Real polynomials with rational images for rational inputs and irrational images for irrational inputs.

Question

So the question is as follows, find all real polynomials, such as that $P(\mathbb{Q})$ $\subseteq \mathbb{Q}$ and $P(\mathbb{R} \setminus \mathbb{Q} ) \subseteq \mathbb{R} \setminus \mathbb{Q} $.
Rational polynomials of degree 1 verify this property, going beyond this becomes extremely complicated, since one cannot simply determine whether the sum of two irrationals is irrational.
It is also clear that all the real roots of this polynomial (if there exists any) are rational.
So how can I characterize such polynomials?

Answer 1

Let $n=\deg P$ and assume $n\ge 2$.

Pick $n+1$ rational points $(x_i,P(x_i))$ and let $\tilde P(X)$ be the unique interpolating polynomial of degree $\le n$ through these points.
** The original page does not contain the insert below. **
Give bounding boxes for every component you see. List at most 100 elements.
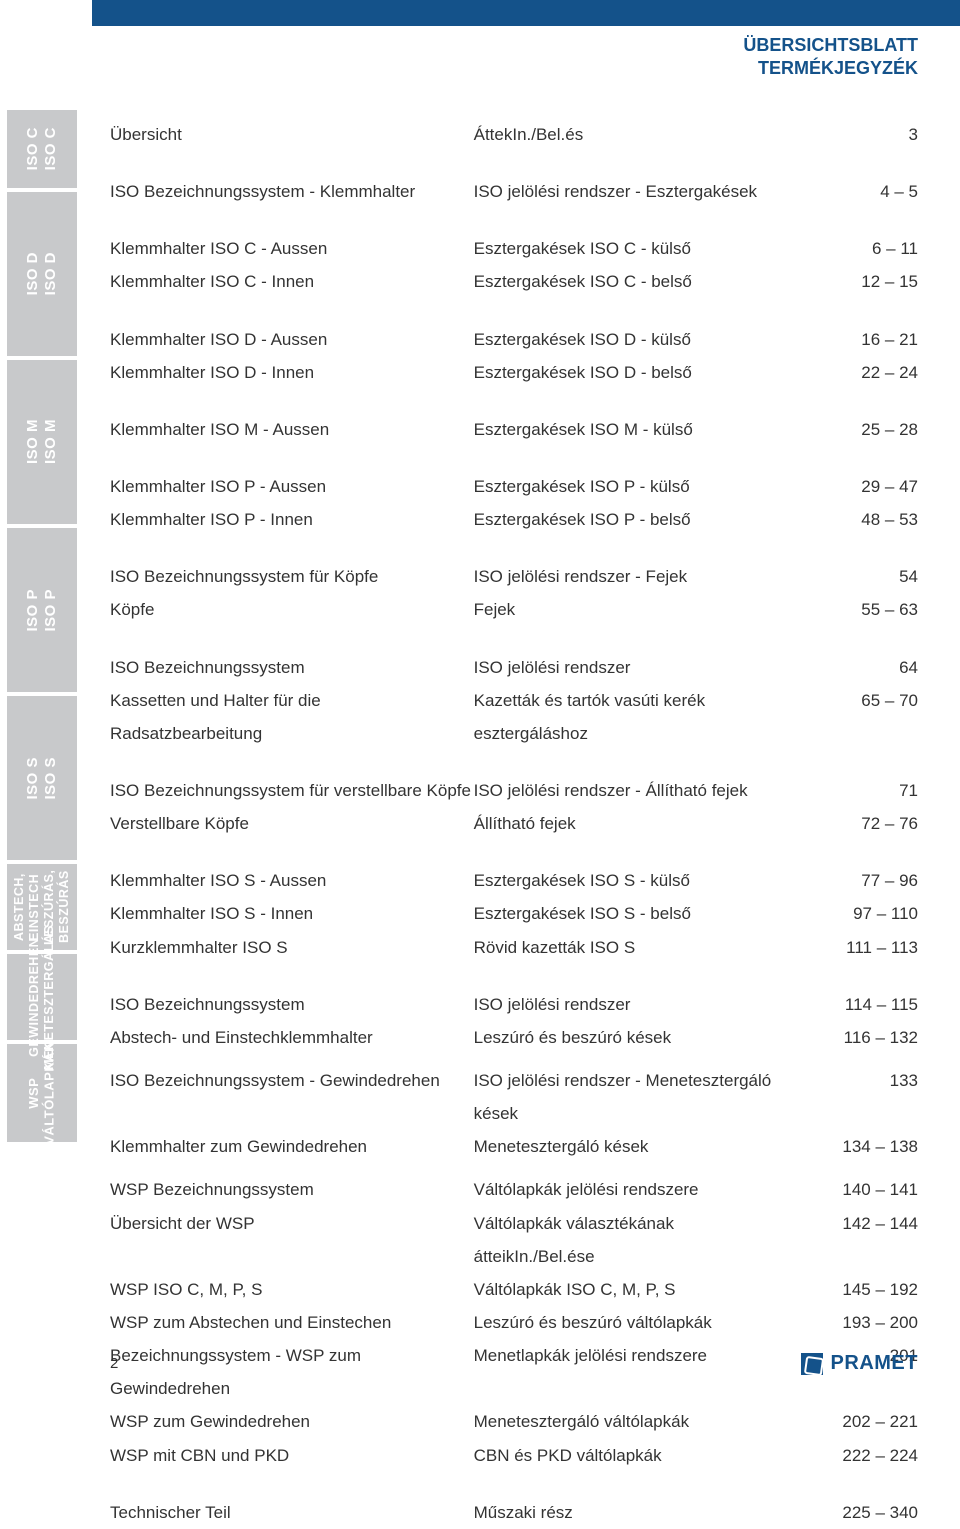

By the formulae for interpolation, $\tilde P(X)\in\Bbb Q[X]$. And as $P(X)-\tilde P(X)$ has more than $n$ zeroes, we have $P(X)=\tilde P(X)$, i.e., $$P(X)\in\Bbb Q[X].$$ If $a,b$ are non-zero integers, then $aP(\frac Xb)$ also has the special property. By choosing $a,b$ wisely, we can achieve that $$\tag1 P(X)=X^n+a_{n-1}X^{n-1}+\cdots + a_1X+a_0\in\Bbb Z[X].$$ Namely, first multiply away the denominators, then divide the argument by the leading coefficient and multiply by the $(n-1)$st power of that coefficient to cancel the newly created denominators.

For $m\gg0$, $P(X)=m$ has exactly one solution $\xi_m$ in the positive reals. By the special property, $\xi_m$ is rational, and by the rational root theorem, $\xi_m\in \Bbb N$. By the Mean Value Theorem, there must exist a real number $\eta_m$ between $\xi_m$ and $\xi_{m+1}$ with $$|P'(\eta_m)|=\left|\frac{P(\xi_{m+1})-P(\xi_m)}{\xi_{m+1}-\xi_m}\right|=\frac1{|\xi_{m+1}-\xi_m|}\le 1.$$ Clearly, $\xi_m\to\infty$ and then also $\eta_m\to\infty$. But for non-constant polynomial $P'$, the set $\{\,x\in\Bbb R: |P'(x)|\le 1\,\}$ is bounded - contradiction.